具有未知值函数和动力学特性的线性二次控制是一个极具挑战性的问题，现有的研究大多集中在调节问题上，无法处理跟踪问题。为了解决具有未知值函数的连续时间系统的线性二次调节和跟踪问题，本文开发了一种折现逆强化学习（DIRL）方法，该方法继承了强化学习（RL）的模型无关性。更具体地说，我们首先制定了一个使用DIRL求解线性二次控制的标准范例。为了恢复值函数和目标控制增益，精心构造了误差度量，并采用准牛顿算法将其最小化。在此基础上，提出了三种DIRL算法，包括基于模型的、无模型的策略下算法和无模型的策略上算法。后两种方法依赖于专家的演示数据或在线观测数据，不需要事先了解系统动力学和价值函数。深入分析了多解的稳定性、收敛性和存在条件。最后，通过数值仿真验证了理论结果的有效性。

本文章由计算机程序翻译，如有差异，请以英文原文为准。

求助全文

约1分钟内获得全文去求助

来源期刊

IEEE Transactions on Cybernetics COMPUTER SCIENCE, ARTIFICIAL INTELLIGENCE-COMPUTER SCIENCE, CYBERNETICS

CiteScore

25.40

自引率

11.00%

发文量

1869

期刊介绍： The scope of the IEEE Transactions on Cybernetics includes computational approaches to the field of cybernetics.

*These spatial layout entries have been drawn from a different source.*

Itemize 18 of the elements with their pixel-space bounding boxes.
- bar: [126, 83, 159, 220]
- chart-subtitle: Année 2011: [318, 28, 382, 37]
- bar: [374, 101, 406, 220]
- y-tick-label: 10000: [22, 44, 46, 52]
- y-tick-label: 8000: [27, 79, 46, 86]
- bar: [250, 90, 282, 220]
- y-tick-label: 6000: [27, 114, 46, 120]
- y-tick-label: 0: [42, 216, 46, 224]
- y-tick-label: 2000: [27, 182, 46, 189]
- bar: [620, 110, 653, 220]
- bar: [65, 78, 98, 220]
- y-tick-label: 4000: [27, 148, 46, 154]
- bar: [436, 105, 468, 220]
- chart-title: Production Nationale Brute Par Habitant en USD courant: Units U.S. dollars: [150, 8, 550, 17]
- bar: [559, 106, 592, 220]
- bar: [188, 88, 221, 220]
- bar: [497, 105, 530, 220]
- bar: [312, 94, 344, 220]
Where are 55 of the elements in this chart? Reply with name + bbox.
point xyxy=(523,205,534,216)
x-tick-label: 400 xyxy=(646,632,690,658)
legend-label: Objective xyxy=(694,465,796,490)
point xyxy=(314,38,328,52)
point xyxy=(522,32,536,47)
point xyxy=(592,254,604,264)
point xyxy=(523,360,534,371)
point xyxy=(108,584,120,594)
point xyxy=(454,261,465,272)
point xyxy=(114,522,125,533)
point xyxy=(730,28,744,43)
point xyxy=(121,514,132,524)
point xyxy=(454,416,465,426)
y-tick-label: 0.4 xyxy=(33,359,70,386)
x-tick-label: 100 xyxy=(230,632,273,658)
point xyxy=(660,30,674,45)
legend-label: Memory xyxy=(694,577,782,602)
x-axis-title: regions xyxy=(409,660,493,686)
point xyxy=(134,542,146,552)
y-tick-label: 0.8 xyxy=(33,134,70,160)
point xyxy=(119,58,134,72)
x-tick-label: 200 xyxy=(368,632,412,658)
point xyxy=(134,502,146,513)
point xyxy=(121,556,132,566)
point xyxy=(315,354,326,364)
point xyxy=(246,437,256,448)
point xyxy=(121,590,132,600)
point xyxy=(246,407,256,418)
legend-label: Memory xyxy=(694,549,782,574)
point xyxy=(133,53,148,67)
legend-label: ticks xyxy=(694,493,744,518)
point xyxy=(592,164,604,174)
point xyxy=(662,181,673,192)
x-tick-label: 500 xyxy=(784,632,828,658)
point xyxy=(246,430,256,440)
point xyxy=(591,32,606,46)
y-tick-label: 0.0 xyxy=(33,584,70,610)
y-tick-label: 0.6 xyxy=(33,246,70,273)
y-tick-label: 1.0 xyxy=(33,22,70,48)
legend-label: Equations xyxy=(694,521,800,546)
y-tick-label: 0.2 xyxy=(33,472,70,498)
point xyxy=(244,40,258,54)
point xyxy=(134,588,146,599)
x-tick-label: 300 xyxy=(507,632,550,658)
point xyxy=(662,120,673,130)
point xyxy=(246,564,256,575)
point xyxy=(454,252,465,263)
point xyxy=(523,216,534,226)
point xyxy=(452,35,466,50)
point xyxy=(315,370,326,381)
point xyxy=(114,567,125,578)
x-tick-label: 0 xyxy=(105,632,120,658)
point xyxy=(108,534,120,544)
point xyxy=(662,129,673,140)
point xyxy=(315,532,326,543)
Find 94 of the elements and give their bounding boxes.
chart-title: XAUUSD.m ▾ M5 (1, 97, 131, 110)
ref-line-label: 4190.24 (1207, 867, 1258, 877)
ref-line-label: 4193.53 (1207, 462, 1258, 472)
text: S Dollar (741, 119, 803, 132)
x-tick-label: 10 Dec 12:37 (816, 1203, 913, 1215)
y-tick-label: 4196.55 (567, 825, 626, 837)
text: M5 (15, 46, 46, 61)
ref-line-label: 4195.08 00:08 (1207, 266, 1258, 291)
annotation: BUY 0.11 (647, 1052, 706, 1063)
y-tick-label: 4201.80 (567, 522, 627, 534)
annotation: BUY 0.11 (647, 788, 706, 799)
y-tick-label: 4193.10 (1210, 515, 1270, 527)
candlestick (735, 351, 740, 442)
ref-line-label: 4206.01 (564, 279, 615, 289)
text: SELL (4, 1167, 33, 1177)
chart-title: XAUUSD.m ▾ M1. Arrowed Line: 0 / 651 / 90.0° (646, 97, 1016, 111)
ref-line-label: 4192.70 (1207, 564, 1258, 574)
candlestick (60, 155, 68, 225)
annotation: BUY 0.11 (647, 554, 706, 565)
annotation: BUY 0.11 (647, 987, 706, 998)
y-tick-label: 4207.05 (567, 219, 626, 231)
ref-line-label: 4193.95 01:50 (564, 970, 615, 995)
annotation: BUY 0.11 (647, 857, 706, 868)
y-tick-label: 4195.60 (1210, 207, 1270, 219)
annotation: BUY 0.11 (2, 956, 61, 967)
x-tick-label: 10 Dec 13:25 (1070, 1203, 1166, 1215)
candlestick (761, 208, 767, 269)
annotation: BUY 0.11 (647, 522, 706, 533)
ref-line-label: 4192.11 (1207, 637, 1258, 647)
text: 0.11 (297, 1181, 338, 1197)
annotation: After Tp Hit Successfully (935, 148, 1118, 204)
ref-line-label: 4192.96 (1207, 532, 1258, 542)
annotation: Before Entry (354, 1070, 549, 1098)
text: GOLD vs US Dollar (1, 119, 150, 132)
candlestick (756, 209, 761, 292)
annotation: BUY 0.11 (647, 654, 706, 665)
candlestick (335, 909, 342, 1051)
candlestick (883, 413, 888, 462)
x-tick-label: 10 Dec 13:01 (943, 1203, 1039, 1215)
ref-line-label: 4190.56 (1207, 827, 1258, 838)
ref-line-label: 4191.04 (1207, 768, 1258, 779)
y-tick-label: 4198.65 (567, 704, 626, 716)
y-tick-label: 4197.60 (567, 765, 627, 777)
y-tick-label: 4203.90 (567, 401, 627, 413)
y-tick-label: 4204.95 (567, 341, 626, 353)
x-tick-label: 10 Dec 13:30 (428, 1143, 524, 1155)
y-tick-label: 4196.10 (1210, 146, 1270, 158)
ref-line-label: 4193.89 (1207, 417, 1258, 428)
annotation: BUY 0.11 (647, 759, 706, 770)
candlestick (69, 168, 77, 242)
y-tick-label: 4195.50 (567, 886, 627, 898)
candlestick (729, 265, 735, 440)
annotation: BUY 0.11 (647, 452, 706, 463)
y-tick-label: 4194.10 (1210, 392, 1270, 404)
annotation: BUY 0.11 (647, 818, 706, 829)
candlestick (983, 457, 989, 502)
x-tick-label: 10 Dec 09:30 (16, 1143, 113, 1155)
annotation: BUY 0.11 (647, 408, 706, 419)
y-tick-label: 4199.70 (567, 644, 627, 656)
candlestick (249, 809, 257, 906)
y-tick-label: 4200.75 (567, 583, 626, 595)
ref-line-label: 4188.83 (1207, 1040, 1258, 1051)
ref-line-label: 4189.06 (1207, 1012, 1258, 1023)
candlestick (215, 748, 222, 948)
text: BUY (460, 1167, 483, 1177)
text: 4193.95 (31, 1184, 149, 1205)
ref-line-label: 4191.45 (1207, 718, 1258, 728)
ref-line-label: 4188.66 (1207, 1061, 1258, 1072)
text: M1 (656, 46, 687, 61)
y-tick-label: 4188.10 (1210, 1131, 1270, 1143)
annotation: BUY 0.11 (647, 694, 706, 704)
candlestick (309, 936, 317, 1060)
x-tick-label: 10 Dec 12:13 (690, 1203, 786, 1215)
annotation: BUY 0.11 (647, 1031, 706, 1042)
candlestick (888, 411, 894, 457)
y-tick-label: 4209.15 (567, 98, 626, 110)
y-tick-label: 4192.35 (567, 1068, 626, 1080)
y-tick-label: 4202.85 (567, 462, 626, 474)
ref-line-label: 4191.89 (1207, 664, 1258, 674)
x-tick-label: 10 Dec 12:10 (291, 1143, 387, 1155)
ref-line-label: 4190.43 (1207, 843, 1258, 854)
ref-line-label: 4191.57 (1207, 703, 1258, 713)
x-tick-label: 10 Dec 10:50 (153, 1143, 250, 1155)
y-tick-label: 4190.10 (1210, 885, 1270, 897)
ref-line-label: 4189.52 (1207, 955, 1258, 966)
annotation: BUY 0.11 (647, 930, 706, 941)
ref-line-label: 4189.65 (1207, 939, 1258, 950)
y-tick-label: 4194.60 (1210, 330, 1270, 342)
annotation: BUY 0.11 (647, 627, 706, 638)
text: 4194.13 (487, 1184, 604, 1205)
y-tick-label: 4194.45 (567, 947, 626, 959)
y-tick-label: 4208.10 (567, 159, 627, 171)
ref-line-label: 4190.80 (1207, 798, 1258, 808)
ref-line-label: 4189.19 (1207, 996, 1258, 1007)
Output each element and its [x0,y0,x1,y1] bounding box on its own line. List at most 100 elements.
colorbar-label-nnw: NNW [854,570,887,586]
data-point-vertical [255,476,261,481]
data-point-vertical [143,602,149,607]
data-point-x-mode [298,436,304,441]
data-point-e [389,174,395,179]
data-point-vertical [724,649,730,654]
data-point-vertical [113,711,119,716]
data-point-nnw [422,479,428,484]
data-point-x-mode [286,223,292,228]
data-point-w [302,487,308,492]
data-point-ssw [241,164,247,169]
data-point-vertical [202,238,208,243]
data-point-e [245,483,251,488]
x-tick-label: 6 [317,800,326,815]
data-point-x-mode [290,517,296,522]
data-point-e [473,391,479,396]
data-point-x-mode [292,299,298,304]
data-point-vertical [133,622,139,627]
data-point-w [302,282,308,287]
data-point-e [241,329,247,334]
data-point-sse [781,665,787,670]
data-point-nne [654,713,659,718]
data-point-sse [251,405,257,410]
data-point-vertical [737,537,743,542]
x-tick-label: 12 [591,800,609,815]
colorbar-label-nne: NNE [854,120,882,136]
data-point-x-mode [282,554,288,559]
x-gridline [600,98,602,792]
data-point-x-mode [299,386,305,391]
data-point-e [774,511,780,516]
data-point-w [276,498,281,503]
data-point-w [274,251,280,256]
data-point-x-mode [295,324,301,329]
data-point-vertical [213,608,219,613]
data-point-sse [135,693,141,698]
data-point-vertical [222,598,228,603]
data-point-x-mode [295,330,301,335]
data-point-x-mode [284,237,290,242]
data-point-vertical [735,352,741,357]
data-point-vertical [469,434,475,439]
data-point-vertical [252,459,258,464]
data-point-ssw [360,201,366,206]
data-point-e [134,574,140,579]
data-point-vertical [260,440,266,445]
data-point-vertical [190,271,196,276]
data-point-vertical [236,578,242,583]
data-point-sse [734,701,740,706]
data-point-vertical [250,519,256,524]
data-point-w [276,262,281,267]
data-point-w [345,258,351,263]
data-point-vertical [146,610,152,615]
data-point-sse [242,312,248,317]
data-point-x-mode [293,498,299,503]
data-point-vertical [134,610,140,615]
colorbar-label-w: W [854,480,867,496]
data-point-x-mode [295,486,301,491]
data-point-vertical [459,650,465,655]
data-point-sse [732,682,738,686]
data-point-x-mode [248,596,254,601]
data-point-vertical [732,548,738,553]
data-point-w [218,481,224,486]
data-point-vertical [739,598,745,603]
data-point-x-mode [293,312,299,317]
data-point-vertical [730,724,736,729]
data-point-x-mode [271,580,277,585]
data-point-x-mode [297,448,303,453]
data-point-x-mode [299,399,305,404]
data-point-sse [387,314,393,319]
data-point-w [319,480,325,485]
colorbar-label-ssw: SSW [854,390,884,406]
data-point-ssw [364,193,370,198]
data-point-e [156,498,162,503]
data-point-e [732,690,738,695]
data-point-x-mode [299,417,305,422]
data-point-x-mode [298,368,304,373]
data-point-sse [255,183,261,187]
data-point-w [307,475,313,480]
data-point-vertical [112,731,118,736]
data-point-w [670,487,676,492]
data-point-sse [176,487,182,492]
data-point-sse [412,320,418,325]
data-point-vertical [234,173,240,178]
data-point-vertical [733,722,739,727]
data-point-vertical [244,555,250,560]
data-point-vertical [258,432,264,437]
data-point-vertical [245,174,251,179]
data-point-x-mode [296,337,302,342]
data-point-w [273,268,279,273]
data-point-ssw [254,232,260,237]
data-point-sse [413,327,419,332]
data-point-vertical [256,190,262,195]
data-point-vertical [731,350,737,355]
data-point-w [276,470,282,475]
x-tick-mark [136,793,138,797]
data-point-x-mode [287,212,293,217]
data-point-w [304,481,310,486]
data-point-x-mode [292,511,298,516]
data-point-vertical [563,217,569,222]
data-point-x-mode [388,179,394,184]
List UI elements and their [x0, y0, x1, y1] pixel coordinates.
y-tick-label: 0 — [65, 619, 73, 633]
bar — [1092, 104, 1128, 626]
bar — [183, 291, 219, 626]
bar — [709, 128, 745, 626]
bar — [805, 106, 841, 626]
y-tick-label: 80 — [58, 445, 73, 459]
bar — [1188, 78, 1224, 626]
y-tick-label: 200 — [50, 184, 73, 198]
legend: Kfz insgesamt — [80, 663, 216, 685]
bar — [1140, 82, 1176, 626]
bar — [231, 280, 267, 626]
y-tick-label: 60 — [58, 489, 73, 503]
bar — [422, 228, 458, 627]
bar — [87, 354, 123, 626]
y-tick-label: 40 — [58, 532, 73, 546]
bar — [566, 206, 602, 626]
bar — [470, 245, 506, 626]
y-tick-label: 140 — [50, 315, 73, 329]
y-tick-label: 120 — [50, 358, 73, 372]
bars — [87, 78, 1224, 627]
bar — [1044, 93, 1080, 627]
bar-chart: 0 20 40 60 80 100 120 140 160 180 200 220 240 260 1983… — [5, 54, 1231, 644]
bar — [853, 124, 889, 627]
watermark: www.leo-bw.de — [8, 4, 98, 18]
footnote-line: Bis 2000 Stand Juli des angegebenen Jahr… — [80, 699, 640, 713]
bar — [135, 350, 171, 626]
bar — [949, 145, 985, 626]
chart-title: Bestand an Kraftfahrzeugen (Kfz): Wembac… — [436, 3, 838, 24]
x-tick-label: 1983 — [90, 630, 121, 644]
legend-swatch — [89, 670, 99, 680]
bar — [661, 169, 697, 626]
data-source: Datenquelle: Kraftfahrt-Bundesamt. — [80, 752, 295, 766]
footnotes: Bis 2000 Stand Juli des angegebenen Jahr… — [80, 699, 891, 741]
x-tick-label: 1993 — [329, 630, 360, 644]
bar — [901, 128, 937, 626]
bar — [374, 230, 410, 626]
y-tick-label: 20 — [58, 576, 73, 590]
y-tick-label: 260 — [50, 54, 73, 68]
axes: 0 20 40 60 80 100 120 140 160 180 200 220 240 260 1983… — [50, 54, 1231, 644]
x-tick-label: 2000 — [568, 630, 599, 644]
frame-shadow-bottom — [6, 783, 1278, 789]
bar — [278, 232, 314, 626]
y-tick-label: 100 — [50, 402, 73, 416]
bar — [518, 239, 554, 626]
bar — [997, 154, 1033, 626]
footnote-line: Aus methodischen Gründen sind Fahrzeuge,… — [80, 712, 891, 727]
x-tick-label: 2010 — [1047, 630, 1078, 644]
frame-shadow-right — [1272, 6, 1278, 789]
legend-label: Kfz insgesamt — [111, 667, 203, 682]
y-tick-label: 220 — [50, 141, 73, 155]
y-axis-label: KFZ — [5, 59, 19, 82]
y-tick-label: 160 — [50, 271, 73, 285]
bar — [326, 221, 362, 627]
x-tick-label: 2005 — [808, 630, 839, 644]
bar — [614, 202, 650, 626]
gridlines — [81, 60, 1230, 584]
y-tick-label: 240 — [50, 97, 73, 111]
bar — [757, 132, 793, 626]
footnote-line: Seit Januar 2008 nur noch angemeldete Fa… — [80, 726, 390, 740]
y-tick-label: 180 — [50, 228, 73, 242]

Specifically, the transactions welcomes papers on communication and control across machines or machine, human, and organizations. The scope includes such areas as computational intelligence, computer vision, neural networks, genetic algorithms, machine learning, fuzzy systems, cognitive systems, decision making, and robotics, to the extent that they contribute to the theme of cybernetics or demonstrate an application of cybernetics principles.